Ravalement de façade : est-ce esthétique ou couvert par la décennale ?
Un ravalement de façade n'est couvert par la garantie décennale que s'il a une fonction technique d'étanchéité, d'isolation ou de solidité. Un ravalement purement décoratif (peinture, nettoyage, embellissement) relève uniquement de la responsabilité contractuelle de l'artisan, pas de la décennale.
Vous venez de terminer un ravalement de façade et vous vous demandez si vous serez couvert si un désordre apparaît dans quelques années ? La réponse dépend entièrement de la nature des travaux réalisés. C'est l'un des points les plus mal compris et qui crée le plus de litiges. Dans cet article, nous clarifierons la différence entre un ravalement décoratif qui n’est pas couvert par la décennale et un ravalement technique d'étanchéité qui lui est couvert.
Sommaire
1. La règle de base : la fonction du ravalement, pas son apparence
La garantie décennale, définie par l'article 1792 du Code civil, ne couvre que les désordres qui compromettent la solidité du bâtiment ou le rendent impropre à sa destination. Un ravalement n'entre dans ce cadre que s'il remplit une fonction technique précise : étanchéité, isolation thermique, ou consolidation structurelle.
Concrètement :
- Ravalement décoratif : Les nettoyages de façade, l’application d'une simple couche de peinture ou des retouches esthétiques ne sont pas couverts par la décennale. Ces travaux relèvent de la responsabilité contractuelle de droit commun de l'artisan.
- Ravalement technique : Les différents travaux comme : enduit avec fonction d'étanchéité, isolation thermique par l'extérieur, traitement anti-humidité ou encore réparation de fissures structurelles sont couverts par la décennale, pendant 10 ans à compter de la réception des travaux.

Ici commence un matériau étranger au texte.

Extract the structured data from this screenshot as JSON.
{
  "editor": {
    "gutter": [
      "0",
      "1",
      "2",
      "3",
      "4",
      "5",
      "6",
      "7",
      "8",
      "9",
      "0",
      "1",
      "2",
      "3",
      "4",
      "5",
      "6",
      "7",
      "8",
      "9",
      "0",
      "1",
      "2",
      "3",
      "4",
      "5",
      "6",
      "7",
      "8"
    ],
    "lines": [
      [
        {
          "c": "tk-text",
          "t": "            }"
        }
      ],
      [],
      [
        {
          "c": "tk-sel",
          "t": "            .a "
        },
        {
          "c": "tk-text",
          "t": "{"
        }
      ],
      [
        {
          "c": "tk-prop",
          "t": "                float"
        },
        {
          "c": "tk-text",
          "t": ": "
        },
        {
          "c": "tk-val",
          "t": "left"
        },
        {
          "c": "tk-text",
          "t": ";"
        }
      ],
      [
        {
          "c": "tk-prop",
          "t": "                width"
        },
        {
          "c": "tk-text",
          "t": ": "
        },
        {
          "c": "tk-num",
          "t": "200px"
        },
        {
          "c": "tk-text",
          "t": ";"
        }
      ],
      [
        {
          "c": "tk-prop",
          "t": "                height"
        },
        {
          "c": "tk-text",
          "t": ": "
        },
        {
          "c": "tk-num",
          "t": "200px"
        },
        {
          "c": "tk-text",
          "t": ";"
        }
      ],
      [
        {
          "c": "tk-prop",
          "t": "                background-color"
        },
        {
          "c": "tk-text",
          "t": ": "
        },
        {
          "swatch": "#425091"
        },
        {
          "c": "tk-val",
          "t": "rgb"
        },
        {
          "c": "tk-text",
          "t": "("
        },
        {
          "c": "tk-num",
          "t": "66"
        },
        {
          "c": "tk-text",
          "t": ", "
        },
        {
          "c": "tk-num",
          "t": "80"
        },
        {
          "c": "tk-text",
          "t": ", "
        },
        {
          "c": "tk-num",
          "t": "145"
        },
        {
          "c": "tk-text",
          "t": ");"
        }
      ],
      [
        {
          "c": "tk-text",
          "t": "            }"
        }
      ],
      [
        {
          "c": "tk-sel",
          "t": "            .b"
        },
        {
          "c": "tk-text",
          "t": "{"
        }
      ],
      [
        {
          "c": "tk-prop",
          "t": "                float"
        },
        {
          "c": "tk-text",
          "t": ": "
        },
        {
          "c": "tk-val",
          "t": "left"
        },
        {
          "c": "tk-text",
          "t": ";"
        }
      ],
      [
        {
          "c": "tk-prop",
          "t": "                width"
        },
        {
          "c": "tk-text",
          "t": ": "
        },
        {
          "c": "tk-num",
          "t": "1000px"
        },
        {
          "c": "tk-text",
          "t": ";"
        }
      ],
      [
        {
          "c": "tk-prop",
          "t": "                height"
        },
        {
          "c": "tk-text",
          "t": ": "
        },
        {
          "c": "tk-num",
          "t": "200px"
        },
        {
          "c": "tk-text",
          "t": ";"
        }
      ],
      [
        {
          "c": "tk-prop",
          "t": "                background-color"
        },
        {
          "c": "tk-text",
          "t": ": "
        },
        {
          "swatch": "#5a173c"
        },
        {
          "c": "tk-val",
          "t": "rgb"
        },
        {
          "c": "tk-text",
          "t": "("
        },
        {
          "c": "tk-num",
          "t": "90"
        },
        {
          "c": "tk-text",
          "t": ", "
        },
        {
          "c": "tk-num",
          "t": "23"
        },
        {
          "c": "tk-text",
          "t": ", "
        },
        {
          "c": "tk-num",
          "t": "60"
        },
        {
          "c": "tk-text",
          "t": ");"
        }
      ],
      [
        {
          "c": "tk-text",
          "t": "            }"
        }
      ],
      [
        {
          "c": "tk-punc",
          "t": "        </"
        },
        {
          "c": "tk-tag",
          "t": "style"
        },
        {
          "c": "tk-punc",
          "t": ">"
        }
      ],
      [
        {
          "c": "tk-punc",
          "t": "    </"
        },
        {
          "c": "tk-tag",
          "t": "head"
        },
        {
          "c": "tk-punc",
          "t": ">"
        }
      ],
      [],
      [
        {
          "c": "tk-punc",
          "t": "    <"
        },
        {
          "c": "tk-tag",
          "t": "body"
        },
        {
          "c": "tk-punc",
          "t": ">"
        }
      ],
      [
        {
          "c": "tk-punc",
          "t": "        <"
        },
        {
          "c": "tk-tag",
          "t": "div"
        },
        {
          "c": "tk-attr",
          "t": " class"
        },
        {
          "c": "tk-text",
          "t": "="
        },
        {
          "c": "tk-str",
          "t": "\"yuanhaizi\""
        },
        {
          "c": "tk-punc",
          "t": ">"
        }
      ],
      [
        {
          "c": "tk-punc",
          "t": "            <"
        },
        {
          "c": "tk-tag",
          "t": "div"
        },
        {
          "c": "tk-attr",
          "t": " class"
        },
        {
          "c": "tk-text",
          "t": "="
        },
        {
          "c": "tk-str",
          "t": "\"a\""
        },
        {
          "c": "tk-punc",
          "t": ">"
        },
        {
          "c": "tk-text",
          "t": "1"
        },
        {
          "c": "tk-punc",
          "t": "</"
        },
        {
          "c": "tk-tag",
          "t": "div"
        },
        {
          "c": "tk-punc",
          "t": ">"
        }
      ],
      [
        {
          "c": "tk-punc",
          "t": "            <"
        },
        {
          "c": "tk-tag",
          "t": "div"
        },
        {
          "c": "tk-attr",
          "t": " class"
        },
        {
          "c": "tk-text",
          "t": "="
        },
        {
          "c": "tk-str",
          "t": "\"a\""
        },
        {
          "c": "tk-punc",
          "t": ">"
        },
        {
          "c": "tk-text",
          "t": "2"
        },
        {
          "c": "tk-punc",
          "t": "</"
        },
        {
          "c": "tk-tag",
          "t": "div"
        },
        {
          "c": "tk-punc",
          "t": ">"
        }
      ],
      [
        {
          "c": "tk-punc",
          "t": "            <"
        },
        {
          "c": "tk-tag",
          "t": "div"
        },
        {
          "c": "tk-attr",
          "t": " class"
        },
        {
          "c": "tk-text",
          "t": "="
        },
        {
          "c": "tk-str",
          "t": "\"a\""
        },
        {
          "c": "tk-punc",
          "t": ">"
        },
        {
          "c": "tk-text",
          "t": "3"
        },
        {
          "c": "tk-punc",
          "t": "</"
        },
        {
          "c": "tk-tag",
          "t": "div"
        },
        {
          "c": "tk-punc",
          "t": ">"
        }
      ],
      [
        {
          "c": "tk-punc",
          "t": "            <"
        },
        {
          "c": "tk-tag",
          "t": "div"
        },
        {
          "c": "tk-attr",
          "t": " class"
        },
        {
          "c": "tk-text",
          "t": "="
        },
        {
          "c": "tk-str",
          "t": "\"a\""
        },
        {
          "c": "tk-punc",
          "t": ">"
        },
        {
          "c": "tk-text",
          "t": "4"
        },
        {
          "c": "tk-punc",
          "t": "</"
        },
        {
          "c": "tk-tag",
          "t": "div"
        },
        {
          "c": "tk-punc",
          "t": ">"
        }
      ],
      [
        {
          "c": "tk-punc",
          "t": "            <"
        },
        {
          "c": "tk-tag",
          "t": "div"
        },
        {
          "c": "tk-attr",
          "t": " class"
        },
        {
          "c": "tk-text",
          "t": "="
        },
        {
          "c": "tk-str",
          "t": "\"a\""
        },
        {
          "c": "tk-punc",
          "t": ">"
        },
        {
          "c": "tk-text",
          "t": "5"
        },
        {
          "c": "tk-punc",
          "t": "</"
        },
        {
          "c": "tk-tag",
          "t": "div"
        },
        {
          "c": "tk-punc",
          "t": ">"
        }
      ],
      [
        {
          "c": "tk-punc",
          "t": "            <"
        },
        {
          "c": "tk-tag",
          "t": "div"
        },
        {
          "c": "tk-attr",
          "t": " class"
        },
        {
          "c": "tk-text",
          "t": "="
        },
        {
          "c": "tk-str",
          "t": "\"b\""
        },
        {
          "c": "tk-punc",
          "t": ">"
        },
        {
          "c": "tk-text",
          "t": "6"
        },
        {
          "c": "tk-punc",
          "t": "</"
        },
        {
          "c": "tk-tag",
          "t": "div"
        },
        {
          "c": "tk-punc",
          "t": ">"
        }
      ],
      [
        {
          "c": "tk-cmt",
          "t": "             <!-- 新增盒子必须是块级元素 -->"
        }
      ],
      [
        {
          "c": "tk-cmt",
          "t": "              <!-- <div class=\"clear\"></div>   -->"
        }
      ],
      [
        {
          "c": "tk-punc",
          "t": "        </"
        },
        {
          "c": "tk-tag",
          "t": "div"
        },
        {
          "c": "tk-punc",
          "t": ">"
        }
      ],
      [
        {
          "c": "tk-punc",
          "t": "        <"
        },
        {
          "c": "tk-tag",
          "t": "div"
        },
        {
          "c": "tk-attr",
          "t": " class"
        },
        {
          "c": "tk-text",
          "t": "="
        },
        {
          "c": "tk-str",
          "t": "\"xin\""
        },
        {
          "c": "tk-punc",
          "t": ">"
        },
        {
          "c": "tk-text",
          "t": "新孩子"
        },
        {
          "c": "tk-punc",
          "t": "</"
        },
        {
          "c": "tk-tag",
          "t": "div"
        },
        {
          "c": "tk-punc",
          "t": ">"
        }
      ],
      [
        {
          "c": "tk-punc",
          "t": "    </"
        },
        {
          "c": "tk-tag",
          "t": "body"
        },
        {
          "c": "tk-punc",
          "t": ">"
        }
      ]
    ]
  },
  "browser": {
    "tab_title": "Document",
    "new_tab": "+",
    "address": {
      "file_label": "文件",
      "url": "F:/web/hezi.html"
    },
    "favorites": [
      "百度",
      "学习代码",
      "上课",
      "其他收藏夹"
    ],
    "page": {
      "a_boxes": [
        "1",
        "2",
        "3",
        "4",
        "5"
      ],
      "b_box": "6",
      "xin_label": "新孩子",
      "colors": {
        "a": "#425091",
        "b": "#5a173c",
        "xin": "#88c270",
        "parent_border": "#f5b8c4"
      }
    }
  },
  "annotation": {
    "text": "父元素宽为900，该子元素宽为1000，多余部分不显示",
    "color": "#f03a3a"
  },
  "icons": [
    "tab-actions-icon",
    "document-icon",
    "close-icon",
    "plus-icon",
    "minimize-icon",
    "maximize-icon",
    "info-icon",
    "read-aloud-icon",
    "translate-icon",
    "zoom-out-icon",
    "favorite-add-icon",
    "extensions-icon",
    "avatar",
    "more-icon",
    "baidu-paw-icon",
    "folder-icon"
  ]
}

2. Ce que dit la jurisprudence
Cette distinction n'est pas une interprétation commerciale : elle a été fixée par la Cour de cassation à plusieurs reprises. Un arrêt en 2020 a par exemple précisé qu'un enduit de façade ayant uniquement une fonction d'imperméabilisation ne pouvait être qualifié ni d'ouvrage, ni d'élément d'équipement au sens de l'article 1792, écartant donc la décennale dans ce cas précis. À l'inverse, dès que l'entreprise ajoute des prestations complexes de traitement contre l'humidité ou de consolidation, les juges reconnaissent la construction d'un ouvrage relevant bien de la garantie décennale. ( Source : Article 1792 - Code civil - Légifrance, Cour de cassation, civile, Chambre civile 3, 15 juin 2017, 16-19.640, Publié au bulletin - Légifrance )
Autrement dit : plus le ravalement est technique et engageant pour la pérennité du bâtiment, plus la décennale a des chances de s'appliquer. Plus il reste esthétique et superficiel, moins elle joue.
3. Les fissures de façade : le cas le plus fréquent (et le plus discuté)
C'est le sinistre numéro un après un ravalement, et aussi le plus sujet à interprétation :
- Une fissure superficielle, purement esthétique, sans conséquence sur l'étanchéité ou la solidité relève au mieux de la garantie biennale, pas de la décennale.
- Une fissure grave, qui compromet l'étanchéité ou l'isolation thermique du bâtiment est couverte par la décennale.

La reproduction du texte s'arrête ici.